Hablo de mis piedras porque en la temporada navideña en general el espíritu se reblandece. En los medios tratamos temas amables. Supuestamente nos sentimos colmados de amor al prójimo -para decirlo con terminología de la cultura dominante- y asumimos, con no poca hipocresía, las atmósferas de misericordia y cordialidad; hermosas palabras del corazón -en latín cor, cordis- que suponemos que nos insuflan el alma.

Total, tengo para satisfacer mi vista y mi alma y aun mi tacto, entre otras diversas piedras, una de tezontle, varias de mármol, una que parece de sales y dos que me son más apreciadas, de obsidiana. En el patio yacen no pocas de las infinitas piedras que se alzan en suaves turgencias formando nuestros cerros del sur. De éstas no hablaré ahora. Me solazo mirando aquéllas porque, decía, para mí son íntimos mensajes.

Reitero que vengo hablando de esto porque en la actual época de cordialidad (cor, cordis, corazón), la prensa se abarrota de textos en los que el espíritu humano recupera su, precisamente, cordialidad, su amor, su solidaridad, su conciencia de que con-vive y de que, si no en este momento, en cualquier momento su yo será el otro.

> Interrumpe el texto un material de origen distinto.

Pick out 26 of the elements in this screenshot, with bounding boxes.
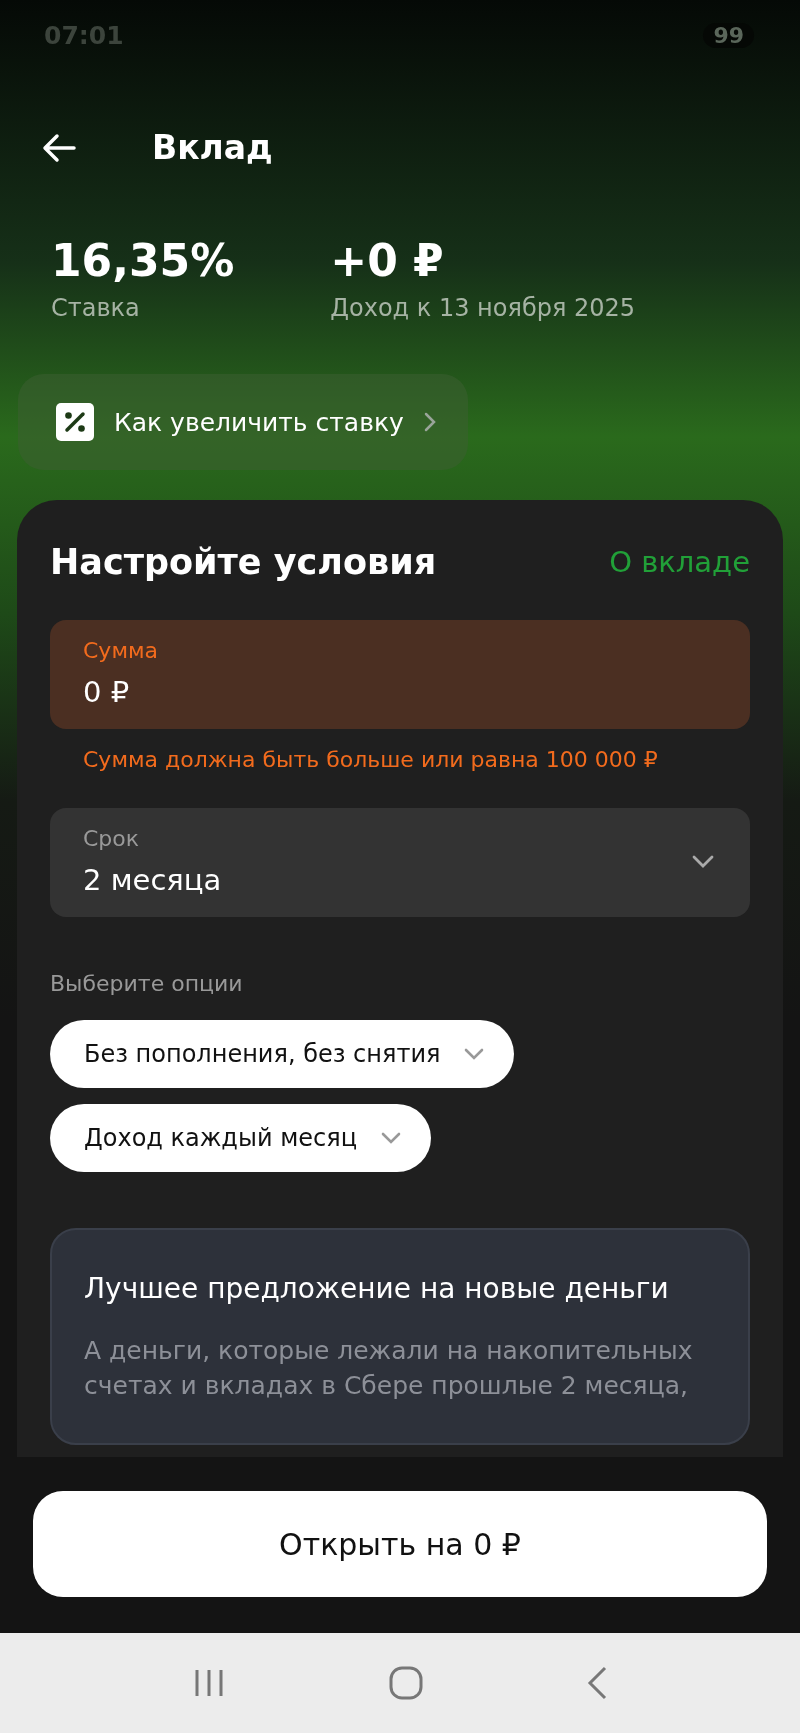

He redactado digresiones pero vuelvo al tema, al de las piedras, que por cierto es tan grandioso que merecería que lo digitaran otras manos. Mencioné el cacho de tezontle recopilado en mi casa. Es un trozo lítico, rojo homérico, de porosidad incontable. La aprecio porque me lleva a nuestro pasado prehispánico, a la presencia del rojo hemático vital, al torrente de la sangre, a la sangre que se expone a nuestros sentidos como se exponía durante los sacrificios humanos en los altos templos de las pirámides.

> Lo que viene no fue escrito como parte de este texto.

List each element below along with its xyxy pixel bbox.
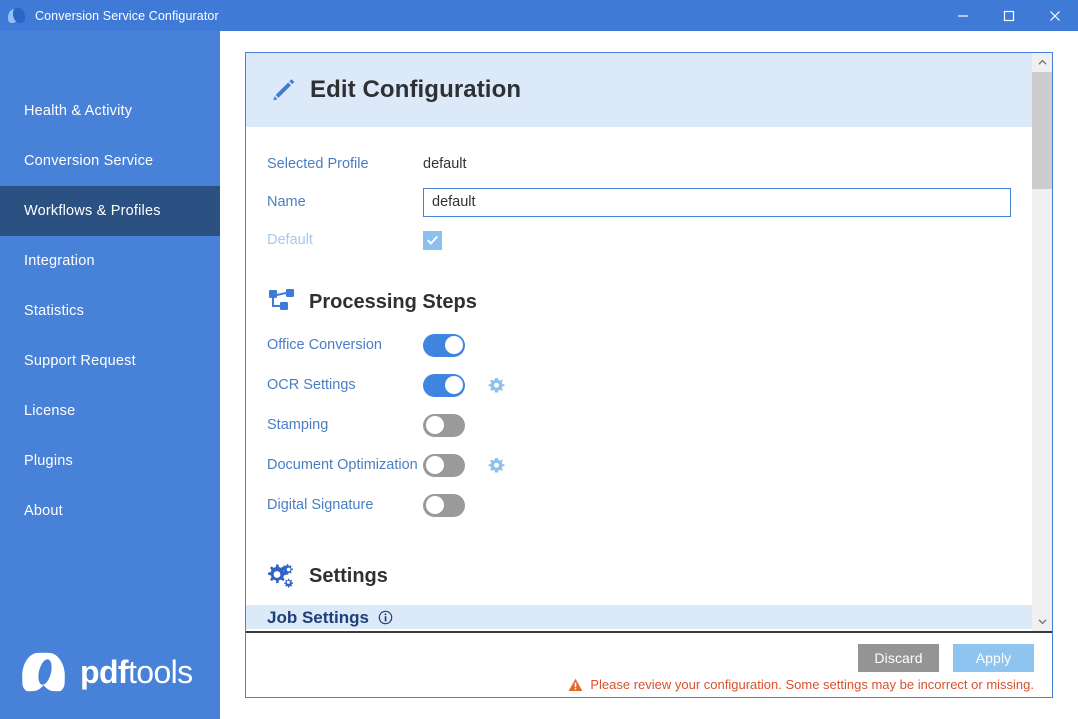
- sidebar-item-statistics[interactable]: Statistics: [0, 286, 220, 336]
- workflow-icon: [269, 289, 294, 310]
- panel-scroll-area: Edit Configuration Selected Profile defa…: [246, 53, 1052, 631]
- name-label: Name: [267, 194, 306, 210]
- office-conversion-toggle[interactable]: [423, 333, 465, 357]
- job-settings-label: Job Settings: [267, 607, 370, 627]
- apply-button[interactable]: Apply: [953, 644, 1034, 672]
- sidebar-item-label: License: [24, 403, 76, 419]
- brand-wordmark: pdftools: [80, 656, 193, 688]
- step-row-stamping: Stamping: [246, 405, 1032, 445]
- sidebar-item-label: Integration: [24, 253, 95, 269]
- panel-footer: Discard Apply Please review your configu…: [246, 633, 1052, 697]
- sidebar-item-label: Statistics: [24, 303, 85, 319]
- gear-icon[interactable]: [488, 377, 505, 394]
- stamping-toggle[interactable]: [423, 413, 465, 437]
- sidebar-item-about[interactable]: About: [0, 486, 220, 536]
- application-window: Conversion Service Configurator Health &…: [0, 0, 1078, 719]
- sidebar-item-label: Workflows & Profiles: [24, 203, 161, 219]
- chevron-up-icon: [1038, 59, 1046, 65]
- step-label: Office Conversion: [267, 337, 382, 353]
- chevron-down-icon: [1038, 619, 1046, 625]
- pdftools-logo-icon: [21, 649, 68, 695]
- name-input[interactable]: [423, 187, 1011, 217]
- check-icon: [427, 235, 438, 244]
- sidebar-nav: Health & Activity Conversion Service Wor…: [0, 86, 220, 536]
- warning-message: Please review your configuration. Some s…: [590, 677, 1034, 692]
- sidebar-item-health-activity[interactable]: Health & Activity: [0, 86, 220, 136]
- brand-logo: pdftools: [21, 649, 193, 695]
- processing-steps-heading: Processing Steps: [246, 287, 1032, 317]
- sidebar-item-label: Plugins: [24, 453, 73, 469]
- default-checkbox[interactable]: [423, 230, 442, 250]
- sidebar-item-conversion-service[interactable]: Conversion Service: [0, 136, 220, 186]
- panel-scroll-viewport: Edit Configuration Selected Profile defa…: [246, 53, 1032, 631]
- maximize-icon[interactable]: [986, 0, 1032, 31]
- digital-signature-toggle[interactable]: [423, 493, 465, 517]
- vertical-scrollbar[interactable]: [1032, 53, 1052, 631]
- settings-heading: Settings: [246, 561, 1032, 591]
- scroll-down-button[interactable]: [1032, 612, 1052, 631]
- sidebar-item-plugins[interactable]: Plugins: [0, 436, 220, 486]
- default-row: Default: [246, 221, 1032, 259]
- selected-profile-value: default: [423, 156, 467, 172]
- window-title: Conversion Service Configurator: [35, 8, 219, 23]
- window-controls: [940, 0, 1078, 31]
- warning-triangle-icon: [568, 678, 583, 691]
- sidebar-item-label: Support Request: [24, 353, 136, 369]
- scroll-up-button[interactable]: [1032, 53, 1052, 72]
- processing-steps-title: Processing Steps: [309, 290, 477, 313]
- name-row: Name: [246, 183, 1032, 221]
- sidebar-item-label: Health & Activity: [24, 103, 133, 119]
- sidebar-item-integration[interactable]: Integration: [0, 236, 220, 286]
- page-title: Edit Configuration: [310, 76, 522, 103]
- sidebar-item-license[interactable]: License: [0, 386, 220, 436]
- brand-wordmark-bold: pdf: [80, 654, 129, 690]
- discard-button[interactable]: Discard: [858, 644, 939, 672]
- sidebar-item-support-request[interactable]: Support Request: [0, 336, 220, 386]
- step-label: Digital Signature: [267, 497, 374, 513]
- job-settings-header[interactable]: Job Settings: [246, 605, 1032, 629]
- selected-profile-row: Selected Profile default: [246, 145, 1032, 183]
- close-icon[interactable]: [1032, 0, 1078, 31]
- step-label: Stamping: [267, 417, 329, 433]
- profile-form: Selected Profile default Name Default: [246, 127, 1032, 259]
- pdftools-logo-icon: [8, 7, 26, 25]
- step-row-document-optimization: Document Optimization: [246, 445, 1032, 485]
- validation-warning: Please review your configuration. Some s…: [568, 677, 1034, 692]
- step-row-office-conversion: Office Conversion: [246, 325, 1032, 365]
- step-label: Document Optimization: [267, 457, 418, 473]
- settings-title: Settings: [309, 564, 388, 587]
- gears-icon: [268, 564, 294, 588]
- minimize-icon[interactable]: [940, 0, 986, 31]
- selected-profile-label: Selected Profile: [267, 156, 369, 172]
- panel-header: Edit Configuration: [246, 53, 1032, 127]
- edit-configuration-panel: Edit Configuration Selected Profile defa…: [245, 52, 1053, 698]
- pencil-icon: [273, 79, 295, 101]
- step-row-digital-signature: Digital Signature: [246, 485, 1032, 525]
- main-content: Edit Configuration Selected Profile defa…: [220, 31, 1078, 719]
- brand-wordmark-regular: tools: [127, 654, 193, 690]
- sidebar: Health & Activity Conversion Service Wor…: [0, 31, 220, 719]
- sidebar-item-label: Conversion Service: [24, 153, 154, 169]
- info-icon[interactable]: [378, 610, 393, 625]
- ocr-settings-toggle[interactable]: [423, 373, 465, 397]
- step-row-ocr-settings: OCR Settings: [246, 365, 1032, 405]
- scrollbar-thumb[interactable]: [1032, 72, 1052, 189]
- default-label: Default: [267, 232, 313, 248]
- step-label: OCR Settings: [267, 377, 356, 393]
- sidebar-item-workflows-profiles[interactable]: Workflows & Profiles: [0, 186, 220, 236]
- sidebar-item-label: About: [24, 503, 63, 519]
- gear-icon[interactable]: [488, 457, 505, 474]
- document-optimization-toggle[interactable]: [423, 453, 465, 477]
- title-bar: Conversion Service Configurator: [0, 0, 1078, 31]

Pero no es la, según nuestra alta cultura, crueldad, lo que me seduce, sino la fuerza telúrica que inyectó visión, fuerza, delicadeza, inspiración a los escultores aztecas que tallaron la maravillosa, inmensamente maravillosa escultura de Coatlicue, no en tezontle pasajero, sino en fuerte perdurabilidad lítica. Para decirlo con llaneza, esculpieron belleza en la resistencia y la inmortalidad de una piedra de infinito. Allá me lleva mi trozo de tezontle.

En contraste con el rojo sangre-homérico y la porosidad incontable del tezontle contemplo las piedras de blanco mármol que pepené en tiraderos marmoleros de carreteras comarcanas de Gómez Palacio. El tezontle no es de nuestra región pero sí el abundante mármol, por eso gozo la compañía de numerosos trozos, manuales unos, pesados ornamentos los otros.

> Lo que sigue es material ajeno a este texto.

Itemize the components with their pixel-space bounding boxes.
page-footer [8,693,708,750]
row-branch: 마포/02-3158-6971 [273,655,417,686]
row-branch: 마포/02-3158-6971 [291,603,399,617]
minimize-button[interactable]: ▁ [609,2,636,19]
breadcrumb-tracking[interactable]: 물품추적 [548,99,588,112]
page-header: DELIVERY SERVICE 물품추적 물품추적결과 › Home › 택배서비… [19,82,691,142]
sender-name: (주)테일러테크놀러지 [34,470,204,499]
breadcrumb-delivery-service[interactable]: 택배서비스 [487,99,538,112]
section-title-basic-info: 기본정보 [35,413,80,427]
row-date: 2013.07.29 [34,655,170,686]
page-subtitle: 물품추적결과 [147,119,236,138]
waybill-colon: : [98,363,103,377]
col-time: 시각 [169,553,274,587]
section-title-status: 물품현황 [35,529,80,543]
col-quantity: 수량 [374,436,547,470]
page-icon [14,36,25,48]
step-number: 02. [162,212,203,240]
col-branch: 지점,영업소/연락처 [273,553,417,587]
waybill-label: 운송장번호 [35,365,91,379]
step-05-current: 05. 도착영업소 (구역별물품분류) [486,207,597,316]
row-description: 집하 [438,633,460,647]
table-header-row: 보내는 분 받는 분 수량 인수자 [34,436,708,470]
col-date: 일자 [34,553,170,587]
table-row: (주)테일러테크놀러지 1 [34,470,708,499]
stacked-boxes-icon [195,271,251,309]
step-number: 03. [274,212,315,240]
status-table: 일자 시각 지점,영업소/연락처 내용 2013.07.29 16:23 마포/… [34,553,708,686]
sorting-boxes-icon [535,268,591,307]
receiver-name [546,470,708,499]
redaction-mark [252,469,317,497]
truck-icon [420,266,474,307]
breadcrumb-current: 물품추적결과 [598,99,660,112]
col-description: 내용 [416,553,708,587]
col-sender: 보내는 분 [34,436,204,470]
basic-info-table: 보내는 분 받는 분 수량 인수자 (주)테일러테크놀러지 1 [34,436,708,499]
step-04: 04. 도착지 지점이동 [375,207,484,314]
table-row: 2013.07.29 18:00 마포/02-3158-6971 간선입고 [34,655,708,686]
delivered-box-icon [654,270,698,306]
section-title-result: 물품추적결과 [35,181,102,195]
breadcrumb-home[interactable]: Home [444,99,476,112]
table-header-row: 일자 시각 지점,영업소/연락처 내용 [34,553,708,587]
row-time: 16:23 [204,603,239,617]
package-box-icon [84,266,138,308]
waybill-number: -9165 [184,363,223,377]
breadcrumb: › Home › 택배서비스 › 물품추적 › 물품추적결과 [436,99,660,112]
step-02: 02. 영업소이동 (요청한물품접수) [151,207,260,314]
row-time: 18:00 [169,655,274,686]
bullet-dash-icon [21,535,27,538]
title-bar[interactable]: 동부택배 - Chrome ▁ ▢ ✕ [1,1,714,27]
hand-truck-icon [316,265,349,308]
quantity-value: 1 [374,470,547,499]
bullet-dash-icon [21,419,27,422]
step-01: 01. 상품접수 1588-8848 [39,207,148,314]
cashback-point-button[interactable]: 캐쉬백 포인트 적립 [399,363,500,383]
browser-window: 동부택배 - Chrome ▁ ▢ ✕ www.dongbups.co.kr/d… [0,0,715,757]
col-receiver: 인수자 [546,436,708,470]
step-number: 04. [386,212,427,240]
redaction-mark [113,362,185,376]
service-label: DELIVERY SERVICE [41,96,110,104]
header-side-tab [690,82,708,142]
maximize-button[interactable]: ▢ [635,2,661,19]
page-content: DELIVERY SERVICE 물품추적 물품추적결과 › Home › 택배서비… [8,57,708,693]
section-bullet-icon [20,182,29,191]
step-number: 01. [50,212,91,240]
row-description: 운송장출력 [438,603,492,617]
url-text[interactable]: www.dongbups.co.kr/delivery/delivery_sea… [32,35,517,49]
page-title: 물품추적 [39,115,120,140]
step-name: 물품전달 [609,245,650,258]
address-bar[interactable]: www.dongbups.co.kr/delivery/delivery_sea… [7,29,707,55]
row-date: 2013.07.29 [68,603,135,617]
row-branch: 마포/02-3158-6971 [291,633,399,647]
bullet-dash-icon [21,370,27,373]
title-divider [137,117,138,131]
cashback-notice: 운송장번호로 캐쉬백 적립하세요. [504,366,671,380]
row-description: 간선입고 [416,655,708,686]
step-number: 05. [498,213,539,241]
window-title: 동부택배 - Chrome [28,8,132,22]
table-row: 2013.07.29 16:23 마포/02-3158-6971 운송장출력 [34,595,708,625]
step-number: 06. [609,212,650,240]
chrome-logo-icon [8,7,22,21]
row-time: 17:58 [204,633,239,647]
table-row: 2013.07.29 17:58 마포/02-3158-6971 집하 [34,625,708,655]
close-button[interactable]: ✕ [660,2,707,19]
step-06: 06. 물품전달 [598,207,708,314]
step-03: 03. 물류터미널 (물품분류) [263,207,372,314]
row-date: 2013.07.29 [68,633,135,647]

También de nuestra región es una piedra que no rebasa la palma de mi mano con su blancura brillante de sales o no sé qué elementos telúricos. Parecería que la puede desmoronar el tacto más no hago la prueba. Su presencia geológica con modestos destellos de leche, oro y crepúsculo es un regalo cotidiano para mis ojos, así que mejor se quede allí.

Mis otras piedras son de obsidiana, brillo negro y mentida transparencia hacia un fondo también de oscuridad infinita. La obsidiana fue compañera de nuestros ancestros como arma, como instrumento doméstico y como ornamento por sus filos, sus destellos y su negra vidriosidad. Poesía y yo las acarreamos desde Tequila.